Auch wenn die Geschäftssprache universell sei mag, trägt doch die Interaktion mit chinesischen Unternehmen (und damit auch mit globalen Ausstellern) auf der CIIE letztlich auch in gewisser Weise dazu bei, interkulturelle und sprachliche Barrieren abzubauen, die manchmal noch immer ein Handelshemmnis für afrikanische Exporteure darstellen. In diesem Zusammenhang hat sich die Einrichtung von Konfuzius-Instituten in Afrika als lohnenswert erwiesen. Hier wird unter anderem modernes Chinesisch in Wort und Schrift unterrichtet. Die Kultureinrichtungen sind ebenfalls ein wichtiger Motor für den chinesisch-afrikanischen Handel. Der wachsende Austausch zwischen Geschäftsleuten beider Seiten wird die Handelsbeziehungen in Zukunft sicher noch weiter beflügeln.

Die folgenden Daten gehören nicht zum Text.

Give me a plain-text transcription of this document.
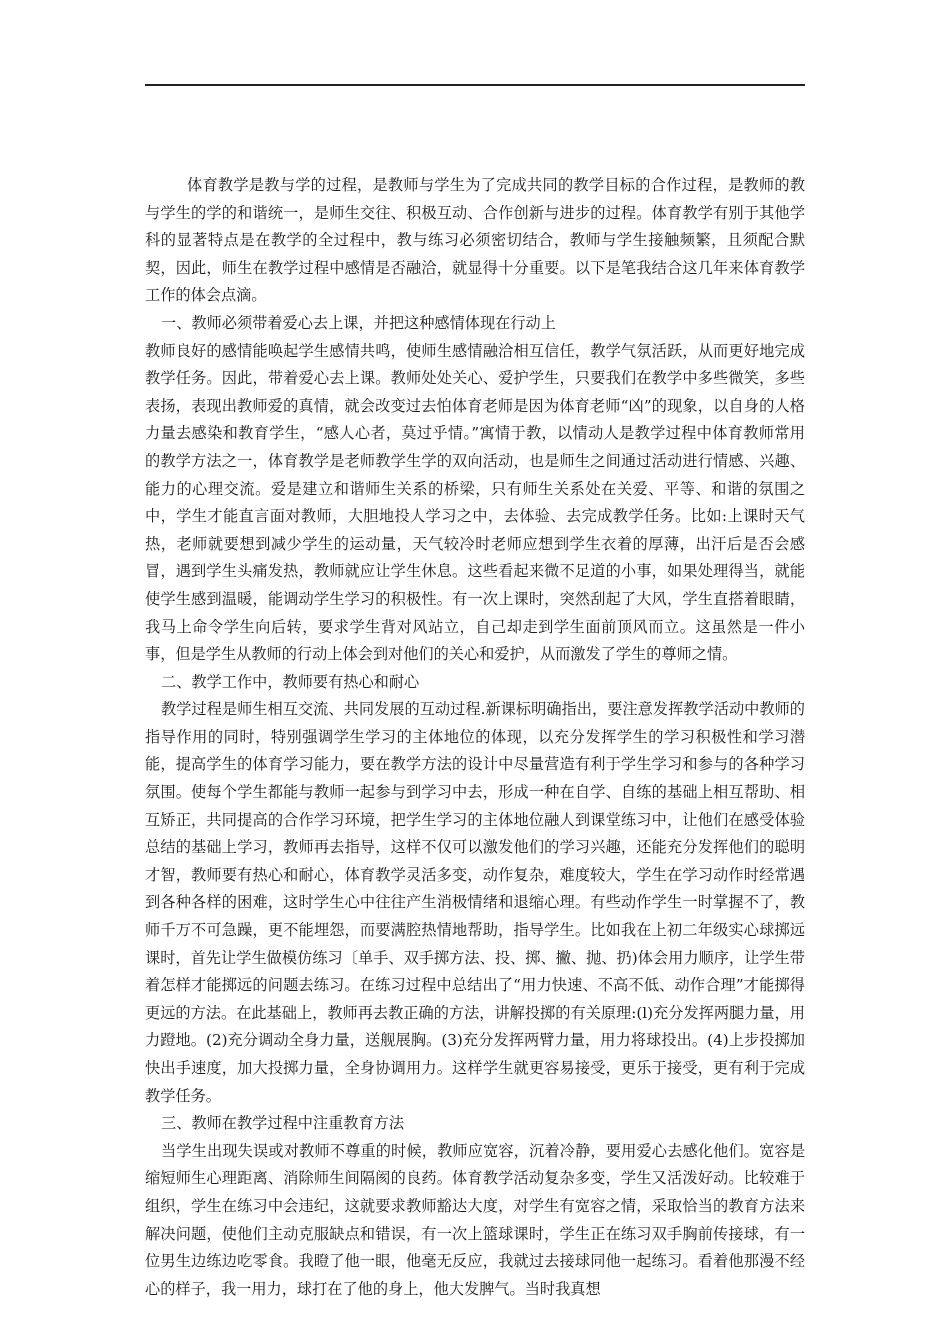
体育教学是教与学的过程，是教师与学生为了完成共同的教学目标的合作过程，是教师的教与学生的学的和谐统一，是师生交往、积极互动、合作创新与进步的过程。体育教学有别于其他学科的显著特点是在教学的全过程中，教与练习必须密切结合，教师与学生接触频繁，且须配合默契，因此，师生在教学过程中感情是否融洽，就显得十分重要。以下是笔我结合这几年来体育教学工作的体会点滴。

一、教师必须带着爱心去上课，并把这种感情体现在行动上

教师良好的感情能唤起学生感情共鸣，使师生感情融洽相互信任，教学气氛活跃，从而更好地完成教学任务。因此，带着爱心去上课。教师处处关心、爱护学生，只要我们在教学中多些微笑，多些表扬，表现出教师爱的真情，就会改变过去怕体育老师是因为体育老师“凶”的现象，以自身的人格力量去感染和教育学生，“感人心者，莫过乎情。”寓情于教，以情动人是教学过程中体育教师常用的教学方法之一，体育教学是老师教学生学的双向活动，也是师生之间通过活动进行情感、兴趣、能力的心理交流。爱是建立和谐师生关系的桥梁，只有师生关系处在关爱、平等、和谐的氛围之中，学生才能直言面对教师，大胆地投人学习之中，去体验、去完成教学任务。比如:上课时天气热，老师就要想到减少学生的运动量，天气较冷时老师应想到学生衣着的厚薄，出汗后是否会感冒，遇到学生头痛发热，教师就应让学生休息。这些看起来微不足道的小事，如果处理得当，就能使学生感到温暖，能调动学生学习的积极性。有一次上课时，突然刮起了大风，学生直搭着眼睛，我马上命令学生向后转，要求学生背对风站立，自己却走到学生面前顶风而立。这虽然是一件小事，但是学生从教师的行动上体会到对他们的关心和爱护，从而激发了学生的尊师之情。

二、教学工作中，教师要有热心和耐心

教学过程是师生相互交流、共同发展的互动过程.新课标明确指出，要注意发挥教学活动中教师的指导作用的同时，特别强调学生学习的主体地位的体现，以充分发挥学生的学习积极性和学习潜能，提高学生的体育学习能力，要在教学方法的设计中尽量营造有利于学生学习和参与的各种学习氛围。使每个学生都能与教师一起参与到学习中去，形成一种在自学、自练的基础上相互帮助、相互矫正，共同提高的合作学习环境，把学生学习的主体地位融人到课堂练习中，让他们在感受体验总结的基础上学习，教师再去指导，这样不仅可以激发他们的学习兴趣，还能充分发挥他们的聪明才智，教师要有热心和耐心，体育教学灵活多变，动作复杂，难度较大，学生在学习动作时经常遇到各种各样的困难，这时学生心中往往产生消极情绪和退缩心理。有些动作学生一时掌握不了，教师千万不可急躁，更不能埋怨，而要满腔热情地帮助，指导学生。比如我在上初二年级实心球掷远课时，首先让学生做模仿练习〔单手、双手掷方法、投、掷、撇、抛、扔)体会用力顺序，让学生带着怎样才能掷远的问题去练习。在练习过程中总结出了“用力快速、不高不低、动作合理”才能掷得更远的方法。在此基础上，教师再去教正确的方法，讲解投掷的有关原理:(l)充分发挥两腿力量，用力蹬地。(2)充分调动全身力量，送舰展胸。(3)充分发挥两臂力量，用力将球投出。(4)上步投掷加快出手速度，加大投掷力量，全身协调用力。这样学生就更容易接受，更乐于接受，更有利于完成教学任务。

三、教师在教学过程中注重教育方法

当学生出现失误或对教师不尊重的时候，教师应宽容，沉着冷静，要用爱心去感化他们。宽容是缩短师生心理距离、消除师生间隔阂的良药。体育教学活动复杂多变，学生又活泼好动。比较难于组织，学生在练习中会违纪，这就要求教师豁达大度，对学生有宽容之情，采取恰当的教育方法来解决问题，使他们主动克服缺点和错误，有一次上篮球课时，学生正在练习双手胸前传接球，有一位男生边练边吃零食。我瞪了他一眼，他毫无反应，我就过去接球同他一起练习。看着他那漫不经心的样子，我一用力，球打在了他的身上，他大发脾气。当时我真想
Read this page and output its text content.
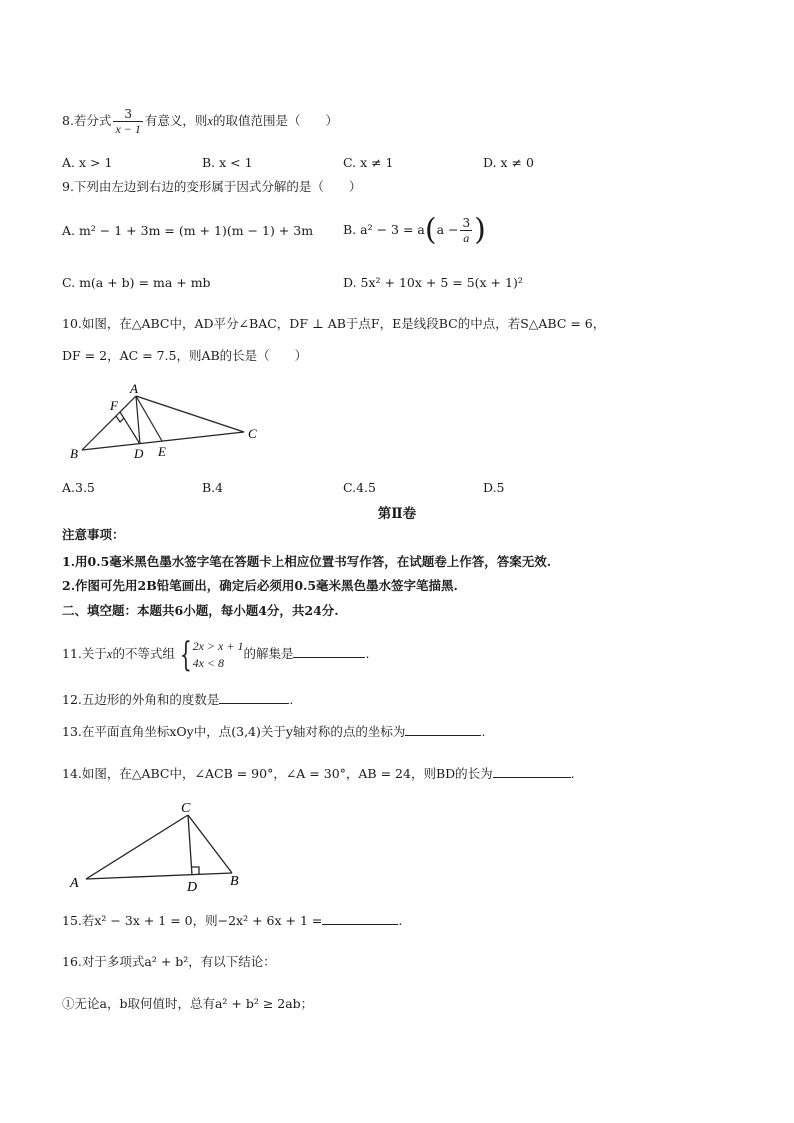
8.若分式 $\frac{3}{x - 1}$ 有意义，则x的取值范围是（　　）
A. x > 1	B. x < 1	C. x ≠ 1	D. x ≠ 0
9.下列由左边到右边的变形属于因式分解的是（　　）
A. m² − 1 + 3m = (m + 1)(m − 1) + 3m B. $a^2 - 3 = a(a - \frac{3}{a}$ )
C. m(a + b) = ma + mb	D. 5x² + 10x + 5 = 5(x + 1)²
10.如图，在△ABC中，AD平分∠BAC，DF ⊥ AB于点F，E是线段BC的中点，若S△ABC = 6，
DF = 2，AC = 7.5，则AB的长是（　　）
A
F
B	D E
C
A.3.5	B.4	C.4.5	D.5
第Ⅱ卷
注意事项：
1.用0.5毫米黑色墨水签字笔在答题卡上相应位置书写作答，在试题卷上作答，答案无效.
2.作图可先用2B铅笔画出，确定后必须用0.5毫米黑色墨水签字笔描黑.
二、填空题：本题共6小题，每小题4分，共24分.
11.关于x的不等式组 { 2x > x + 1
4x < 8
的解集是	.
12.五边形的外角和的度数是	.
13.在平面直角坐标xOy中，点(3,4)关于y轴对称的点的坐标为	.
14.如图，在△ABC中，∠ACB = 90°，∠A = 30°，AB = 24，则BD的长为	.
C
A	D B
15.若x² − 3x + 1 = 0，则−2x² + 6x + 1 =	.
16.对于多项式a² + b²，有以下结论：
①无论a，b取何值时，总有a² + b² ≥ 2ab；
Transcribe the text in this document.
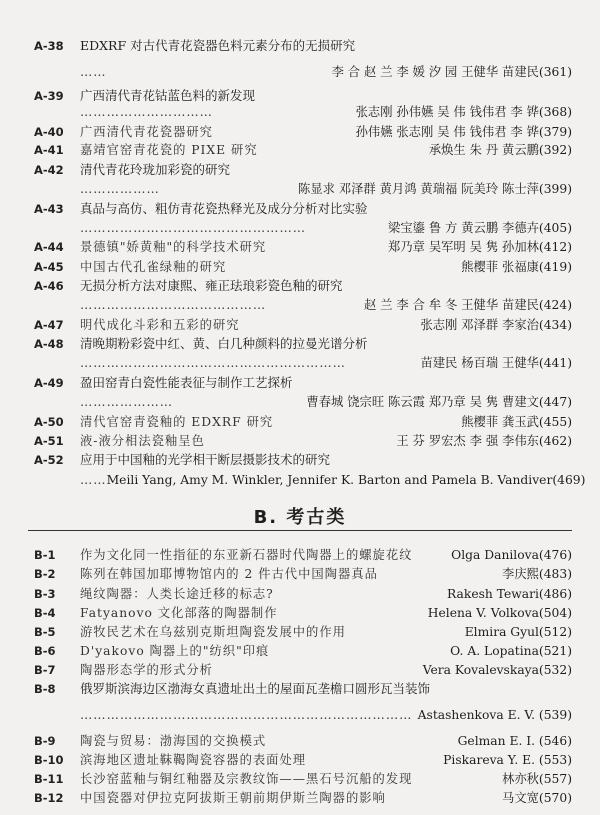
A-38	EDXRF 对古代青花瓷器色料元素分布的无损研究
……	李 合 赵 兰 李 媛 汐 园 王健华 苗建民(361)
A-39	广西清代青花钴蓝色料的新发现
…………………………	张志刚 孙伟嬿 吴 伟 钱伟君 李 铧(368)
A-40	广西清代青花瓷器研究	孙伟嬿 张志刚 吴 伟 钱伟君 李 铧(379)
A-41	嘉靖官窑青花瓷的 PIXE 研究	承焕生 朱 丹 黄云鹏(392)
A-42	清代青花玲珑加彩瓷的研究
………………	陈显求 邓泽群 黄月鸿 黄瑞福 阮美玲 陈士萍(399)
A-43	真品与高仿、粗仿青花瓷热释光及成分分析对比实验
……………………………………………	梁宝鎏 鲁 方 黄云鹏 李德卉(405)
A-44	景德镇"娇黄釉"的科学技术研究	郑乃章 吴军明 吴 隽 孙加林(412)
A-45	中国古代孔雀绿釉的研究	熊樱菲 张福康(419)
A-46	无损分析方法对康熙、雍正珐琅彩瓷色釉的研究
……………………………………	赵 兰 李 合 牟 冬 王健华 苗建民(424)
A-47	明代成化斗彩和五彩的研究	张志刚 邓泽群 李家治(434)
A-48	清晚期粉彩瓷中红、黄、白几种颜料的拉曼光谱分析
……………………………………………………	苗建民 杨百瑞 王健华(441)
A-49	盈田窑青白瓷性能表征与制作工艺探析
…………………	曹春城 饶宗旺 陈云霞 郑乃章 吴 隽 曹建文(447)
A-50	清代官窑青瓷釉的 EDXRF 研究	熊樱菲 龚玉武(455)
A-51	液-液分相法瓷釉呈色	王 芬 罗宏杰 李 强 李伟东(462)
A-52	应用于中国釉的光学相干断层摄影技术的研究
…… Meili Yang, Amy M. Winkler, Jennifer K. Barton and Pamela B. Vandiver(469)
B. 考古类
B-1	作为文化同一性指征的东亚新石器时代陶器上的螺旋花纹	Olga Danilova(476)
B-2	陈列在韩国加耶博物馆内的 2 件古代中国陶器真品	李庆熙(483)
B-3	绳纹陶器：人类长途迁移的标志?	Rakesh Tewari(486)
B-4	Fatyanovo 文化部落的陶器制作	Helena V. Volkova(504)
B-5	游牧民艺术在乌兹别克斯坦陶瓷发展中的作用	Elmira Gyul(512)
B-6	D'yakovo 陶器上的"纺织"印痕	O. A. Lopatina(521)
B-7	陶器形态学的形式分析	Vera Kovalevskaya(532)
B-8	俄罗斯滨海边区渤海女真遗址出土的屋面瓦垄檐口圆形瓦当装饰
………………………………………………………………… Astashenkova E. V. (539)
B-9	陶瓷与贸易：渤海国的交换模式	Gelman E. I. (546)
B-10	滨海地区遗址靺鞨陶瓷容器的表面处理	Piskareva Y. E. (553)
B-11	长沙窑蓝釉与铜红釉器及宗教纹饰——黑石号沉船的发现	林亦秋(557)
B-12	中国瓷器对伊拉克阿拔斯王朝前期伊斯兰陶器的影响	马文宽(570)
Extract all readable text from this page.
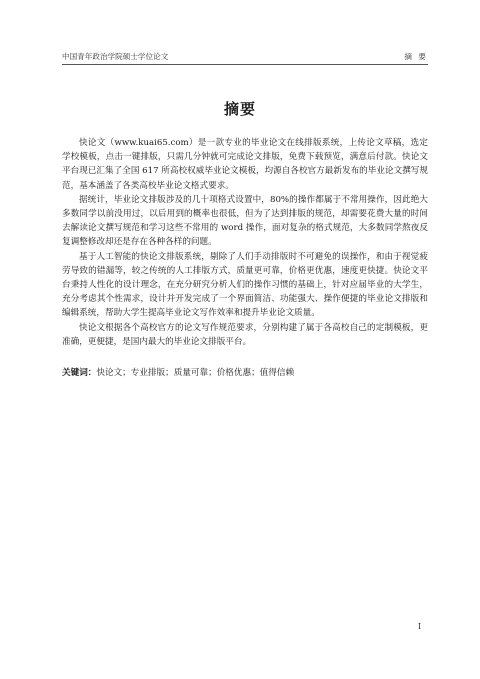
中国青年政治学院硕士学位论文	摘 要
摘要

快论文（www.kuai65.com）是一款专业的毕业论文在线排版系统，上传论文草稿，选定学校模板，点击一键排版，只需几分钟就可完成论文排版，免费下载预览，满意后付款。快论文平台现已汇集了全国 617 所高校权威毕业论文模板，均源自各校官方最新发布的毕业论文撰写规范，基本涵盖了各类高校毕业论文格式要求。

据统计，毕业论文排版涉及的几十项格式设置中，80%的操作都属于不常用操作，因此绝大多数同学以前没用过，以后用到的概率也很低，但为了达到排版的规范，却需要花费大量的时间去解读论文撰写规范和学习这些不常用的 word 操作，面对复杂的格式规范，大多数同学熬夜反复调整修改却还是存在各种各样的问题。

基于人工智能的快论文排版系统，剔除了人们手动排版时不可避免的误操作，和由于视觉疲劳导致的错漏等，较之传统的人工排版方式，质量更可靠，价格更优惠，速度更快捷。快论文平台秉持人性化的设计理念，在充分研究分析人们的操作习惯的基础上，针对应届毕业的大学生，充分考虑其个性需求，设计并开发完成了一个界面简洁、功能强大、操作便捷的毕业论文排版和编辑系统，帮助大学生提高毕业论文写作效率和提升毕业论文质量。

快论文根据各个高校官方的论文写作规范要求，分别构建了属于各高校自己的定制模板，更准确，更便捷，是国内最大的毕业论文排版平台。

关键词：快论文；专业排版；质量可靠；价格优惠；值得信赖
I
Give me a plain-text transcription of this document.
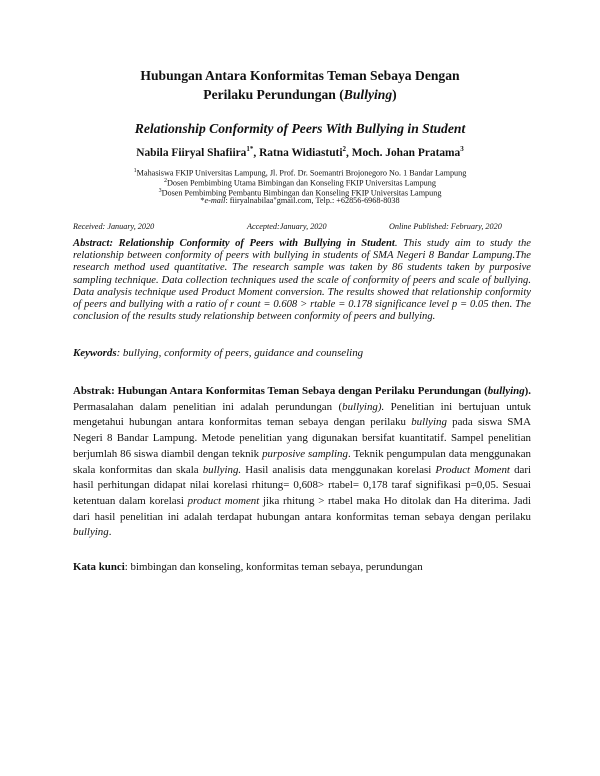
Hubungan Antara Konformitas Teman Sebaya Dengan
Perilaku Perundungan (Bullying)
Relationship Conformity of Peers With Bullying in Student
Nabila Fiiryal Shafiira$^{1*}$, Ratna Widiastuti$^2$, Moch. Johan Pratama$^3$
$^1$Mahasiswa FKIP Universitas Lampung, Jl. Prof. Dr. Soemantri Brojonegoro No. 1 Bandar Lampung
$^2$Dosen Pembimbing Utama Bimbingan dan Konseling FKIP Universitas Lampung
$^3$Dosen Pembimbing Pembantu Bimbingan dan Konseling FKIP Universitas Lampung
*e-mail: fiiryalnabilaa"gmail.com, Telp.: +62856-6968-8038
Received: January, 2020	Accepted:January, 2020	Online Published: February, 2020
Abstract: Relationship Conformity of Peers with Bullying in Student. This study aim to study the relationship between conformity of peers with bullying in students of SMA Negeri 8 Bandar Lampung.The research method used quantitative. The research sample was taken by 86 students taken by purposive sampling technique. Data collection techniques used the scale of conformity of peers and scale of bullying. Data analysis technique used Product Moment conversion. The results showed that relationship conformity of peers and bullying with a ratio of r count = 0.608 > rtable = 0.178 significance level p = 0.05 then. The conclusion of the results study relationship between conformity of peers and bullying.
Keywords: bullying, conformity of peers, guidance and counseling
Abstrak: Hubungan Antara Konformitas Teman Sebaya dengan Perilaku Perundungan (bullying). Permasalahan dalam penelitian ini adalah perundungan (bullying). Penelitian ini bertujuan untuk mengetahui hubungan antara konformitas teman sebaya dengan perilaku bullying pada siswa SMA Negeri 8 Bandar Lampung. Metode penelitian yang digunakan bersifat kuantitatif. Sampel penelitian berjumlah 86 siswa diambil dengan teknik purposive sampling. Teknik pengumpulan data menggunakan skala konformitas dan skala bullying. Hasil analisis data menggunakan korelasi Product Moment dari hasil perhitungan didapat nilai korelasi rhitung= 0,608> rtabel= 0,178 taraf signifikasi p=0,05. Sesuai ketentuan dalam korelasi product moment jika rhitung > rtabel maka Ho ditolak dan Ha diterima. Jadi dari hasil penelitian ini adalah terdapat hubungan antara konformitas teman sebaya dengan perilaku bullying.
Kata kunci: bimbingan dan konseling, konformitas teman sebaya, perundungan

Die Erfolge der bisherigen Importmessen in Shanghai sprechen für sich. Südafrika beispielsweise hat dank der CIIE als erstes afrikanisches Land eine Exportlizenz für Rindfleisch nach China erhalten. Auch bei den Einfuhren von südafrikanischen Mineralien, Früchten, Wein und Meeresprodukten zeigt sich ein klarer Aufwärtstrend. Äthiopien hat derweil sein Kaffeegeschäft mit China ausgeweitet, und zwar durch E-Commerce. Und Kenia und Mosambik machen Fortschritte beim Export von verarbeiteten Agrarprodukten nach China.
Die CIIE bietet den afrikanischen Ländern die Möglichkeit, neue Marken auf dem chinesischen Markt einzuführen und bestehende zu relaunchen, den Bekanntheitsgrad afrikanischer Handelsmarken zu erhöhen, Händler zu treffen und Verträge abzuschließen. Das erweitert Afrikas geschäftlichen Einfluss auf der internationalen Bühne und die Business-Netzwerke. Insbesondere aufstrebenden Volkswirtschaften wie Kenia, Senegal, der Elfenbeinküste, Äthiopien, Ruanda und Ghana bietet das internationale Messeevent die Chance, Exportmöglichkeiten auf dem chinesischen Markt auszuloten. Chinas weitere Marktöffnung für die afrikanischen Länder macht Hoffnung, dass die künftigen CIIE-Messeevents in Shanghai Afrikas Handel nicht nur mit China weiter ankurbeln werden, sondern auch mit anderen Ländern und Regionen in aller Welt. Man darf also gespannt sein.
*Benard Ayieko stammt aus Kenia und arbeitet als Ökonom, Berater und regionaler Kommentator für Handel und Investitionen in Nairobi.